第24章 『恋人たちの棲み家』〜相葉×櫻井〜
..........終わった....
俺から引き離し、ふたりの男は、
雅紀を連れていった。
「雅紀!!やだっ!行かないでよ!俺のこと置いてかないで!」
必死に雅紀にしがみついて行こうとする俺の手を、雅紀はそっと離した。
「翔...強く生きていくんだ。
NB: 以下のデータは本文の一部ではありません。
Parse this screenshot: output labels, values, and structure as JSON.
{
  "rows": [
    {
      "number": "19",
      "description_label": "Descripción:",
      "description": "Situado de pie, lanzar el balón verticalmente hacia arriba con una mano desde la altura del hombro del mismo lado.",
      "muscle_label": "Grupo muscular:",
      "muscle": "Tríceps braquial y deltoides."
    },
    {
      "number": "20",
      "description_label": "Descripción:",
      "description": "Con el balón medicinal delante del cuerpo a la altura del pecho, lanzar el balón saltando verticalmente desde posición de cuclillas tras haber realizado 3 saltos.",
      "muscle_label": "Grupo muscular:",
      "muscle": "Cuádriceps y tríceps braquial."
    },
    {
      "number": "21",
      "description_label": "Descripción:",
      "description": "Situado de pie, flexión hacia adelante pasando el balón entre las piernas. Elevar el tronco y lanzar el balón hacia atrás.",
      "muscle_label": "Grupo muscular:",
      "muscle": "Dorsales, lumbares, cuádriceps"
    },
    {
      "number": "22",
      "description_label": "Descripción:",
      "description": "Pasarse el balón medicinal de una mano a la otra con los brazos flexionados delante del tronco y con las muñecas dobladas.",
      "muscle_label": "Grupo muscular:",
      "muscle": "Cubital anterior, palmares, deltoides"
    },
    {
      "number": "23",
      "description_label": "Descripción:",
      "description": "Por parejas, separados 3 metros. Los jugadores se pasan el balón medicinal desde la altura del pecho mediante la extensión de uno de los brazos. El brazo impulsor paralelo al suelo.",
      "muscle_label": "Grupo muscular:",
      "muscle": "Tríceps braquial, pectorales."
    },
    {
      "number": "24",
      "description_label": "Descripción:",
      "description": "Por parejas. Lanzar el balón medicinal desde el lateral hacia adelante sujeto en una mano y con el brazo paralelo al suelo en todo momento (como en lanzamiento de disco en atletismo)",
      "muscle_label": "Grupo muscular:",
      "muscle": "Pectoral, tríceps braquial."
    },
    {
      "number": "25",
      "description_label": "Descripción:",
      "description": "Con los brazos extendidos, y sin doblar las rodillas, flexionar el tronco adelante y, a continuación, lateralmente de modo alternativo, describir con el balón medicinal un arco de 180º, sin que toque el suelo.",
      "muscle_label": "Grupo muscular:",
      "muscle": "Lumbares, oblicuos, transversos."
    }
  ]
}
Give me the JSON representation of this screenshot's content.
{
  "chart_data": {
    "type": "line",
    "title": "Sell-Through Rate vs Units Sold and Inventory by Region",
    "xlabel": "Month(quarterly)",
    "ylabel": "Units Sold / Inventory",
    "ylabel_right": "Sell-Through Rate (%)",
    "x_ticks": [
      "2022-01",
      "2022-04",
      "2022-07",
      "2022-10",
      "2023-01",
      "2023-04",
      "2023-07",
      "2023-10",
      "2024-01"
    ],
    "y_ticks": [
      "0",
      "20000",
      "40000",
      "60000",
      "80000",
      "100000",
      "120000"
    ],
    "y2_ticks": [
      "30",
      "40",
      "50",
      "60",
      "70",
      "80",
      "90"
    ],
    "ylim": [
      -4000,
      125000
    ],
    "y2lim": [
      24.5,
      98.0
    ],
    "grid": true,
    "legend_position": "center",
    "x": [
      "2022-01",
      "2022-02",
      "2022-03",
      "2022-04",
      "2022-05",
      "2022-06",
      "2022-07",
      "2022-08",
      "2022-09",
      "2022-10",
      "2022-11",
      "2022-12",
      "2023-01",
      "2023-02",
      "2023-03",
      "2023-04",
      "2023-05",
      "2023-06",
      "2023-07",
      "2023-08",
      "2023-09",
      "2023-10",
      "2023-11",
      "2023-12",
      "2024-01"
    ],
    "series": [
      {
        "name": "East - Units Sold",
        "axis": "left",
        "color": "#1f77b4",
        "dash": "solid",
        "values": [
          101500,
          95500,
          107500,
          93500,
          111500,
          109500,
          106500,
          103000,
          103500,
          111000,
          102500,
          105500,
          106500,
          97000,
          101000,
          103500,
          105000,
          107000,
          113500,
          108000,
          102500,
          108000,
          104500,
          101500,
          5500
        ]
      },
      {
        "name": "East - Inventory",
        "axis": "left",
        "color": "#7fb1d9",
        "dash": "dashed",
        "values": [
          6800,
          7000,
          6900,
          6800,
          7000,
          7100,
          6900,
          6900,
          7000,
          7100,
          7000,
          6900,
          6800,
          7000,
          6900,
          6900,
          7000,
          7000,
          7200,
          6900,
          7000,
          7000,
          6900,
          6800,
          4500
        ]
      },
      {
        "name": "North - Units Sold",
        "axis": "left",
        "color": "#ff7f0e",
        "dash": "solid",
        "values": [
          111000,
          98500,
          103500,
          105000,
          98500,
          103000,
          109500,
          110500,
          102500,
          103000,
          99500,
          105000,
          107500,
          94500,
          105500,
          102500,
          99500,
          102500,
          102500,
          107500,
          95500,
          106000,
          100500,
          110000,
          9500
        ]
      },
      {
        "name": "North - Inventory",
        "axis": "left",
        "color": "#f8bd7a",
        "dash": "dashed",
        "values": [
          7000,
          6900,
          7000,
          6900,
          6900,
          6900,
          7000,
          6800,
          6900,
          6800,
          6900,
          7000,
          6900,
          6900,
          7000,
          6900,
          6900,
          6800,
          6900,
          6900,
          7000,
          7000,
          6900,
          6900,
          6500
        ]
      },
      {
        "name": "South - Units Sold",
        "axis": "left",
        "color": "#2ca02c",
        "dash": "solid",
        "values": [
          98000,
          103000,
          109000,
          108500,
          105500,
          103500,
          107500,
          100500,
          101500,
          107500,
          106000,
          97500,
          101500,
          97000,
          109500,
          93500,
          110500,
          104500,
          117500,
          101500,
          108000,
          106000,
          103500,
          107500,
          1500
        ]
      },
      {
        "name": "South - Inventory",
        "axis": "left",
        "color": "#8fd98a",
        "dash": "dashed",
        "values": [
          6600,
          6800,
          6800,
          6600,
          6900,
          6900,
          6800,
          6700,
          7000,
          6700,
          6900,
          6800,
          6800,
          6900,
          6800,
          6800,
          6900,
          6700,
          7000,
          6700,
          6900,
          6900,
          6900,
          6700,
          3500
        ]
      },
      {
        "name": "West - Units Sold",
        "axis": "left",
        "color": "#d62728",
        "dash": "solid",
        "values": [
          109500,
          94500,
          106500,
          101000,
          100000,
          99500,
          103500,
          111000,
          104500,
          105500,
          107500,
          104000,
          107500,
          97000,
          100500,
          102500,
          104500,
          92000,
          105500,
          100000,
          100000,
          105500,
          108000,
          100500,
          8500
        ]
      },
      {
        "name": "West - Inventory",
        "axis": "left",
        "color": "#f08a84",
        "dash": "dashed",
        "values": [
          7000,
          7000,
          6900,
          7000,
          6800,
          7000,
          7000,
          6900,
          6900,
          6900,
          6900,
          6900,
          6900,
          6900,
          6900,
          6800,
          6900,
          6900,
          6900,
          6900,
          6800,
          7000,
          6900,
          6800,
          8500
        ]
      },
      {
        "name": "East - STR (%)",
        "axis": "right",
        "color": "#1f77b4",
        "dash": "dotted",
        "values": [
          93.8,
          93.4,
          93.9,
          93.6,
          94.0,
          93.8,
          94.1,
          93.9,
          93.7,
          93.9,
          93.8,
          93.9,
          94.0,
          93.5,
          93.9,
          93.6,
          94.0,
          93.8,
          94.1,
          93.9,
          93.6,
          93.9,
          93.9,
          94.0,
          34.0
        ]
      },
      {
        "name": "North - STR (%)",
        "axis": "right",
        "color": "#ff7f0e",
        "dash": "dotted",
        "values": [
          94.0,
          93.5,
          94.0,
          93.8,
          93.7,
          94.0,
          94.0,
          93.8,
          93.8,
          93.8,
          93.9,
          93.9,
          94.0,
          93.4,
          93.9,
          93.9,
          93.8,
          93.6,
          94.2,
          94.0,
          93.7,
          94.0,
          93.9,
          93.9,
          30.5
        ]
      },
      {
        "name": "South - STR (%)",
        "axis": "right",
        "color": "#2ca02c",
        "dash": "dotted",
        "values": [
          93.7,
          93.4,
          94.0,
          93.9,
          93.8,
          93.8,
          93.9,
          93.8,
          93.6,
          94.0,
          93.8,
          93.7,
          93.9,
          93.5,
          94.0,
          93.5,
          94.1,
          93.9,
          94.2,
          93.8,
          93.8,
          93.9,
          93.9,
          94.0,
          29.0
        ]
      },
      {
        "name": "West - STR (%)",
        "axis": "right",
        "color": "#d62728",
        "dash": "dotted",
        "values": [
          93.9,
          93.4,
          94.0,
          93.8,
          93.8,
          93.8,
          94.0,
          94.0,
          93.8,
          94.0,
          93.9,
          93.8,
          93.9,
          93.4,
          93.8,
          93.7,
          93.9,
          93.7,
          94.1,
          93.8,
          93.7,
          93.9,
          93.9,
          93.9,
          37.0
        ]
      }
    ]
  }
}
お前なら、出来るよ..」
「やだ!やだよ、雅紀!!」
雅紀は振り向いてニッコリ笑った。
俺の好きな、いつもの雅紀の優しい笑顔...
泣き叫ぶ俺を、何人もの通行人は遠巻きに見ていた。
車に乗せられる雅紀を追いかけたいのに、俺は、ふたりの刑事に抱き留められて動けない...
世の中の音が、一瞬にしてすべて消えた。
雅紀の乗った黒い車の真っ赤なテールランプが、俺の心が流した血の色のようだった。
『....翔くん、落ち着いて.』
『...翔くん、もう、大丈夫だから...』
俺を、落ち着かせようとする刑事さんの声が、段々と遠くなり、やがて真っ白な世界が広がっていった。
雅紀との生活も、
俺が守りたかった大切なものは、
この瞬間に、
消えた...
神様は、
俺が初めて手に入れた宝物を、
簡単に奪っていった。
どんなに悔やんでも。
どんなに叫んでも、
もう、届かないんだ。
雅紀...
雅紀.....
雅紀........
もう...
会えない....!
雅紀に、
もう、
抱き締めてもらえないんだ。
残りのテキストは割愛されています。